Venezuela: New Dicom rate fails to close the gap with the parallel dollar
March 7, 2018
Venezuela’s new exchange rate system, introduced in late January, helped stem the slide of the bolivar in the parallel market, but already seems doomed to fail due to the persistent lack of dollars in the Venezuelan economy.
In the parallel market, the bolivar strengthened notably in the weeks following the introduction of the new exchange rate system. On 7 March, the bolivar traded at 205,900 VEF per USD, which represented a 11 .6% gain in value compared to the same day in February. However, compared to a year ago, the parallel market bolivar was still down almost 5,000%. The parallel bolivar has plummeted continuously since mid-2017 due to a self-reinforcing “inflation-depreciation” cycle, whereby hyperinflation increases the demand for dollars. Increased demand for dollars leads to a depreciation of the exchange rate, which in turn inflates the price of imports in local currency and spurs inflation even more.
At the fourth Central Bank auction, held under the new single-tier Dicom exchange rate system on 5 March, the bolivar traded at 40,045 VEF per USD, which was down 36.2% from the 29,375 VEF per USD in the previous auction held on 23 February. The Bank offered less than USD 500,000, sharply down from the USD 1.3 million in the previous round. The low amount highlights the persistent shortage of dollars and casts doubts on the sustainability of the new system. However, a fifth auction was held on 9 March, but the result is still outstanding as of 12 March.
LatinFocus Consensus Forecast panelists foresee severe pressure on the bolivar in both the official and the parallel markets. Given the unpredictable nature of developments in Venezuelan forex markets, most panelists have given up providing exchange rate forecasts. The remaining panel projects a non-official exchange rate of 2,668,972 VEF per USD at the end of 2018. The official rate is seen ending 2018 at 149,223 VEF per USD.

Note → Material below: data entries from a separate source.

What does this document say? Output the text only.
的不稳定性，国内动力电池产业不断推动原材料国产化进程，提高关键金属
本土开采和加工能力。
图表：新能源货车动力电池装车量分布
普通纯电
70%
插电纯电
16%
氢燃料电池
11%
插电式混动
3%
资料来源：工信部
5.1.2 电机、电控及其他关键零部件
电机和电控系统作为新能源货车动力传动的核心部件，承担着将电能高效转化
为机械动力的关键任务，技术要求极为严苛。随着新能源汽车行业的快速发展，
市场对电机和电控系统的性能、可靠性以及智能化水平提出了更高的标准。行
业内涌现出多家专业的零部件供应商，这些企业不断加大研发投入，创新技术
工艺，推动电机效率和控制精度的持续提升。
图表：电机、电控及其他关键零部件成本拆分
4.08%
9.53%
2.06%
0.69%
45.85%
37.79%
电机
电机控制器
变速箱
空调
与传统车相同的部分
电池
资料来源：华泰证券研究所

To circumvent economic sanctions imposed on the country by the United States, the Venezuelan government proceeded with plans to launch its own cryptocurrency. On 20 February, it opened the pre-sale of the so-called petro. In contrast to other cryptocurrencies, the petro will be issued by the Central Bank and pegged to the price of Venezuelan oil. Buyers can only purchase the petro with other currencies than the bolivar, such as the euro or USD. Analysts are skeptical of the cryptocurrency, as there is no trust in the issuing authorities. Moreover, the country’s National Assembly, which opposes President Maduro, declared on 6 March the cryptocurrency illegal under domestic law. The assembly deemed the cryptocurrency to be fraudulent and a threat to potential investors.